Belirlediğin amaç ya da amaçlarını ölüm kalburuna dök. Kalburun üstünde kalanlar değersizdir. Onları amaç olmaktan çıkar.” Mealinde bir şeyler söyleyince bende ona abi senin hayat amacın nedir? Sorusunu sordum.
O soruma da şu cevabı verdi.
“Şu an tek hayat amacım, Uşak Gelişim Derneği’nin projeleri içerisinde çocukların temiz kalplerine iyi duygular taşıyan masalları ulaştırmak.

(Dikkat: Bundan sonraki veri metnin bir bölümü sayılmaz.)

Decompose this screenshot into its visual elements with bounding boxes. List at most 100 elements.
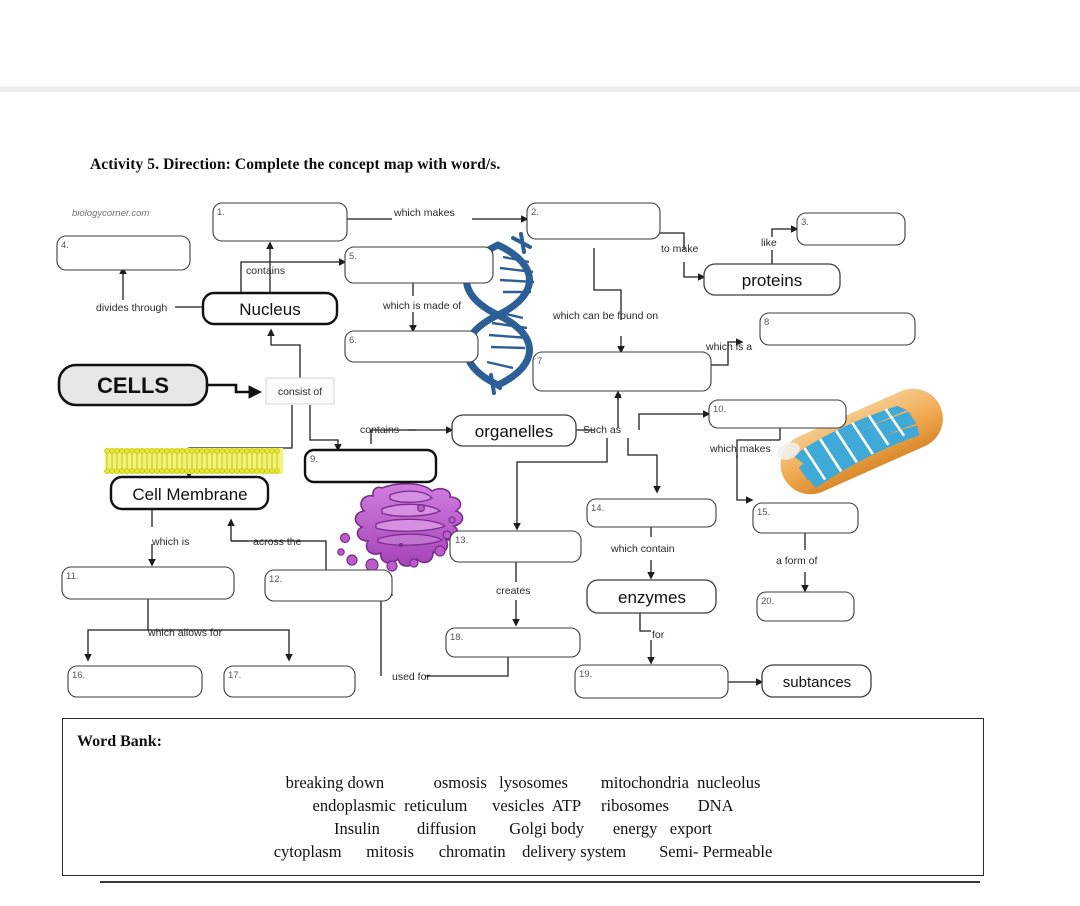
- page-root: Activity 5. Direction: Complete the conc…: [0, 0, 1080, 906]
- blank-box-11[interactable]: 11.: [61, 566, 235, 600]
- connector-cells-to-consist: [207, 383, 263, 399]
- term-label-subtances: subtances: [783, 674, 851, 691]
- blank-box-9[interactable]: 9.: [303, 448, 438, 484]
- blank-box-15-number: 15.: [757, 507, 770, 518]
- connector-label-which-contain: which contain: [610, 543, 675, 555]
- blank-box-6-number: 6.: [349, 335, 357, 346]
- connector-suchas-to-14: [627, 438, 661, 494]
- term-box-nucleus: Nucleus: [201, 291, 339, 326]
- blank-box-8-number: 8: [764, 317, 769, 328]
- blank-box-2[interactable]: 2.: [526, 202, 661, 240]
- bottom-divider-rule: [100, 881, 980, 883]
- connector-suchas-to-10: [638, 410, 711, 430]
- connector-label-such-as: Such as: [583, 424, 621, 436]
- connector-label-creates: creates: [496, 585, 530, 597]
- connector-label-which-makes-1: which makes: [393, 207, 455, 219]
- blank-box-2-number: 2.: [531, 207, 539, 218]
- connector-18-used-for: [425, 657, 509, 677]
- connector-label-which-makes-10: which makes: [709, 443, 771, 455]
- blank-box-14[interactable]: 14.: [586, 498, 717, 528]
- blank-box-4[interactable]: 4.: [56, 235, 191, 271]
- connector-label-a-form-of: a form of: [776, 555, 818, 567]
- connector-label-divides-through: divides through: [96, 302, 167, 314]
- blank-box-14-number: 14.: [591, 503, 604, 514]
- term-label-enzymes: enzymes: [618, 588, 686, 607]
- word-bank-row: cytoplasm mitosis chromatin delivery sys…: [273, 842, 773, 861]
- word-bank-row: Insulin diffusion Golgi body energy expo…: [334, 819, 712, 838]
- connector-label-which-is-made-of: which is made of: [382, 300, 461, 312]
- connector-label-which-allows-for: which allows for: [147, 627, 223, 639]
- term-label-organelles: organelles: [475, 422, 553, 441]
- connector-label-which-is: which is: [151, 536, 189, 548]
- blank-box-16-number: 16.: [72, 670, 85, 681]
- connector-label-contains-organelles: contains: [360, 424, 399, 436]
- golgi-body-illustration: [337, 482, 464, 572]
- connector-label-across-the: across the: [253, 536, 302, 548]
- term-box-proteins: proteins: [703, 263, 841, 296]
- word-bank-row: breaking down osmosis lysosomes mitochon…: [285, 773, 761, 792]
- blank-box-5[interactable]: 5.: [344, 246, 494, 284]
- blank-box-12[interactable]: 12.: [264, 569, 393, 602]
- connector-box-consist-of: consist of: [265, 377, 335, 405]
- blank-box-19-number: 19.: [579, 669, 592, 680]
- connector-label-used-for: used for: [392, 671, 430, 683]
- term-label-cell-membrane: Cell Membrane: [132, 485, 247, 504]
- connector-to-16: [84, 629, 148, 662]
- connector-to-3: [771, 225, 799, 237]
- blank-box-17[interactable]: 17.: [223, 665, 356, 698]
- blank-box-20-number: 20.: [761, 596, 774, 607]
- connector-consist-to-nucleus: [267, 328, 301, 378]
- blank-box-5-number: 5.: [349, 251, 357, 262]
- blank-box-3-number: 3.: [801, 217, 809, 228]
- blank-box-15[interactable]: 15.: [752, 502, 859, 534]
- phospholipid-bilayer-illustration: [104, 448, 283, 474]
- word-bank-rows: breaking down osmosis lysosomes mitochon…: [63, 771, 983, 863]
- connector-label-which-can-be-found-on: which can be found on: [552, 310, 658, 322]
- term-box-enzymes: enzymes: [586, 579, 717, 614]
- connector-label-for: for: [652, 629, 665, 641]
- term-label-proteins: proteins: [742, 271, 802, 290]
- blank-box-19[interactable]: 19.: [574, 664, 729, 699]
- blank-box-18-number: 18.: [450, 632, 463, 643]
- blank-box-10[interactable]: 10.: [708, 399, 847, 429]
- connector-consist-to-9: [309, 405, 342, 452]
- connector-label-consist-of: consist of: [278, 386, 322, 398]
- blank-box-7[interactable]: 7: [532, 351, 712, 392]
- blank-box-20[interactable]: 20.: [756, 591, 855, 622]
- term-box-organelles: organelles: [451, 414, 577, 447]
- word-bank-title: Word Bank:: [77, 733, 162, 750]
- term-box-subtances: subtances: [761, 664, 872, 698]
- connector-label-to-make: to make: [661, 243, 699, 255]
- blank-box-12-number: 12.: [269, 574, 282, 585]
- blank-box-11-number: 11.: [66, 571, 79, 582]
- blank-box-18[interactable]: 18.: [445, 627, 581, 658]
- biologycorner-watermark: biologycorner.com: [72, 208, 149, 219]
- term-label-nucleus: Nucleus: [239, 300, 300, 319]
- connector-label-contains-nucleus: contains: [246, 265, 285, 277]
- blank-box-10-number: 10.: [713, 404, 726, 415]
- blank-box-9-number: 9.: [310, 454, 318, 465]
- word-bank-panel: Word Bank: breaking down osmosis lysosom…: [62, 718, 984, 876]
- blank-box-6[interactable]: 6.: [344, 330, 479, 363]
- blank-box-4-number: 4.: [61, 240, 69, 251]
- connector-enzymes-for: [639, 613, 651, 632]
- blank-box-8[interactable]: 8: [759, 312, 916, 346]
- blank-box-13-number: 13.: [455, 535, 468, 546]
- term-box-cells: CELLS: [57, 363, 209, 407]
- blank-box-13[interactable]: 13.: [449, 530, 582, 563]
- term-box-cell-membrane: Cell Membrane: [109, 475, 270, 511]
- mitochondrion-illustration: [776, 388, 943, 495]
- connector-used-for-to-12: [380, 591, 394, 676]
- blank-box-7-number: 7: [537, 356, 542, 367]
- blank-box-16[interactable]: 16.: [67, 665, 203, 698]
- connector-label-like: like: [761, 237, 777, 249]
- blank-box-17-number: 17.: [228, 670, 241, 681]
- blank-box-1[interactable]: 1.: [212, 202, 348, 242]
- term-label-cells: CELLS: [97, 373, 169, 398]
- connector-to-15: [736, 455, 754, 504]
- word-bank-row: endoplasmic reticulum vesicles ATP ribos…: [312, 796, 734, 815]
- blank-box-3[interactable]: 3.: [796, 212, 906, 246]
- blank-box-1-number: 1.: [217, 207, 225, 218]
- connector-to-proteins: [683, 262, 706, 281]
- connector-label-which-is-a: which is a: [705, 341, 752, 353]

Yine gençlerin vicdanlarına dokunacak hikayeler anlatıp; hayatı doğru anlamalarına katkıda bulunmak.
Ulaştığımız çocuk ve genç sayısını çoğaltmak ve onlardan genç gönüllüler ordusu oluşturmak.
Yeni masalcılar yetiştirmek.” dedi.”
İlk yazımızı Rağıp Bayraktar abim ile atlattık.
İkinci yazımızda görüşmek üzere.
Bana yazmak özgüvenini veren, hiçbir karşılık beklemeden zamanından fedakarlık eden Rağıp BAYRAKTAR’a ve yine bana güvenerek risk alıp haber sitesinde yer açan Özkan YAVAŞ beye sonsuz teşekkürler.